What role does health insurance coverage play in prescription drugs? 

Most people have private health insurance, which includes employment-based coverage and individually purchased coverage. Medicare, different from private insurance, is the federal health insurance program that applies to Americans who are 65 or older, or living with a disability, or in end stage renal failure. Part A is hospital insurance, Part B is medical insurance, and Part D is prescription drug coverage. 

Before the Affordable Care Act, enacted in 2010, about 20% of health insurance plans did not cover prescription medications. Health insurance plans that took effect in 2014 include prescription drug coverage on all individual and small-group health plans. 

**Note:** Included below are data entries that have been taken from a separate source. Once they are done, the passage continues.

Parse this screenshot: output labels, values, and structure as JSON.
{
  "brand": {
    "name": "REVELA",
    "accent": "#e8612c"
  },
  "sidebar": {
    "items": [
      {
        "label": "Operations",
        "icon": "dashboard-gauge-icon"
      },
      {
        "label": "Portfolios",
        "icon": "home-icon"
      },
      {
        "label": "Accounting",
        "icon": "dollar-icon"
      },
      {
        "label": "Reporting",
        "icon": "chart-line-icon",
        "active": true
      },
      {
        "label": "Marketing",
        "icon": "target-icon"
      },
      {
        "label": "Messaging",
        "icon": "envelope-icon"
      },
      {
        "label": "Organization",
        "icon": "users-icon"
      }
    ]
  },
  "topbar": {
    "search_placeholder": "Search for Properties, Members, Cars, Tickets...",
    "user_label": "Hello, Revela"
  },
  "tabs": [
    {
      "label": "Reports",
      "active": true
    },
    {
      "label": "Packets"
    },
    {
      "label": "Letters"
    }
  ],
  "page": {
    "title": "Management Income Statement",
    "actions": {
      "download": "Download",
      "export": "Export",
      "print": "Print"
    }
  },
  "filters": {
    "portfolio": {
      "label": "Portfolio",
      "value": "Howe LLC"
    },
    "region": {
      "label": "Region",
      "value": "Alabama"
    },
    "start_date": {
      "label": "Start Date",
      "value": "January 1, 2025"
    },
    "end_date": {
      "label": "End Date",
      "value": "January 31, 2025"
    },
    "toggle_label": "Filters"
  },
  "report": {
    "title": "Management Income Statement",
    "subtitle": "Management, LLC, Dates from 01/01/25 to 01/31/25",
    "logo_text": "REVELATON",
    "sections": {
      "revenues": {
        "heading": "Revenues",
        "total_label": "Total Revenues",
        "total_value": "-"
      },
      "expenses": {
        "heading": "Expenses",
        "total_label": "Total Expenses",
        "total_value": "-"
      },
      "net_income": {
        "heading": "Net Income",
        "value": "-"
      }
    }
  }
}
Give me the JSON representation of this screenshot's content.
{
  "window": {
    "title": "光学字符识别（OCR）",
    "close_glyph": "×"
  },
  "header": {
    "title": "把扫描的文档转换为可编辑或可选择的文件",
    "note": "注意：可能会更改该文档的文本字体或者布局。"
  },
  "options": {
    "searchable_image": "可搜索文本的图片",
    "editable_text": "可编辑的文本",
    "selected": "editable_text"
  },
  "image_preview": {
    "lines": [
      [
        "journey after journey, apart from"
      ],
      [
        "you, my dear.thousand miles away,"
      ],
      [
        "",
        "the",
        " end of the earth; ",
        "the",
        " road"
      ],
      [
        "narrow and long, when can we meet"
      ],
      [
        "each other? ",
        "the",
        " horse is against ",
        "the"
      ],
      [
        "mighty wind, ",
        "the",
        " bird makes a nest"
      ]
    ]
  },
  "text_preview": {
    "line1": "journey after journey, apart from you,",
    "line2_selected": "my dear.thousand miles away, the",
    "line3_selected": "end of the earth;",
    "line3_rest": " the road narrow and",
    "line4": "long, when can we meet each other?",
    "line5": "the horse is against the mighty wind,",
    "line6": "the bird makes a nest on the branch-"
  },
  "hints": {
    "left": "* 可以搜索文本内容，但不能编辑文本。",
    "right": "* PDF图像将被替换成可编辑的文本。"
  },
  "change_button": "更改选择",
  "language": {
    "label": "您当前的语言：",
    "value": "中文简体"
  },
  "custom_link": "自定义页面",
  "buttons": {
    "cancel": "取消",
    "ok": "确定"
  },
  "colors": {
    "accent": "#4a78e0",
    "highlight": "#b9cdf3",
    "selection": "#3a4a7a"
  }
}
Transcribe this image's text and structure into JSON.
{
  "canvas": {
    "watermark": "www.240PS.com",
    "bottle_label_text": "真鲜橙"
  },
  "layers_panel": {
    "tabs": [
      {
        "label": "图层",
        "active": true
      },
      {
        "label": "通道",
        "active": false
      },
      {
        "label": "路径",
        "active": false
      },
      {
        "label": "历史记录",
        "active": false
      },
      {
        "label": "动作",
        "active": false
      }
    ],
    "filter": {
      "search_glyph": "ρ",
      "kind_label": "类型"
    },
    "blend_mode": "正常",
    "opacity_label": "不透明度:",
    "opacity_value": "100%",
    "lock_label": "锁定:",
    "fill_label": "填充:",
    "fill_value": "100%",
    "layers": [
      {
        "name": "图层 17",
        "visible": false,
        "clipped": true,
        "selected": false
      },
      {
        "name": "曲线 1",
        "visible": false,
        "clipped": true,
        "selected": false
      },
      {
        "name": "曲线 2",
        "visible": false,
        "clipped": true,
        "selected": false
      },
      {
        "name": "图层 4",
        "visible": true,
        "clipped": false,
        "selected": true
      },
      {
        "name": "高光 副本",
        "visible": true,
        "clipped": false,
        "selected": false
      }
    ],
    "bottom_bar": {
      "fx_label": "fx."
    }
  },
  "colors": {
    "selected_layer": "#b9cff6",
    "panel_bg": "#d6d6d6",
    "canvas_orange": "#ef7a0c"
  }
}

There are several five most common benefit designs that health plans use to cover prescription drugs, according to Verywell Health

  • Copay: this is the set amount you pay for prescriptions. 
  • Coinsurance: you pay a percentage of the prescription cost, and the insurance covers the rest. 
  • Prescription deductible: once the deductible is met, a copay or coinsurance applies. 
  • Integrated deductible: once the full deductible for both a medical and prescription deductible is met, a prescription copay or coinsurance applies.  
  • Out-of-pocket maximum: most plans after 2014 had to cap total out-of-pocket spending for in-network expenses. 

There are also stand-alone drug coverage plans that work like medical insurance — you pay an annual premium, and when you go to the pharmacy either have a copay or coinsurance cost. 

Also, each health insurer can develop their own formulary, which often includes procedures to limit or restrict certain medications. For example, before filling certain prescriptions, a health insurer will require prior authorization from your health care provider. And health insurance companies can deny a prescription even when a doctor wrote it in the best interest of their patient. 

“Health insurance companies approve treatments, set co-pays, and price out with PBMs how much patients pay for drugs,” according to the American Medical Association. “Often, they decide coverage options based on what maximizes company profits.” 

What’s being done to make prescription drugs more affordable? 

In the next story in our Life or Debt series, I’ll detail the solutions and policies advocates are calling for to make insulin and other diabetes medication more affordable. Although the federal government set a $35 cap to insulin for Medicare Part D enrollees, the cap doesn’t apply to everyone else.  

Insulin is not the only tool needed to care for diabetes. Those living with the chronic disease still need to pay for doctor’s visits, medical equipment, and specialized medical devices. It goes without saying, more needs to be done so Black folks don’t have to choose between their life and debt to care for chronic disease.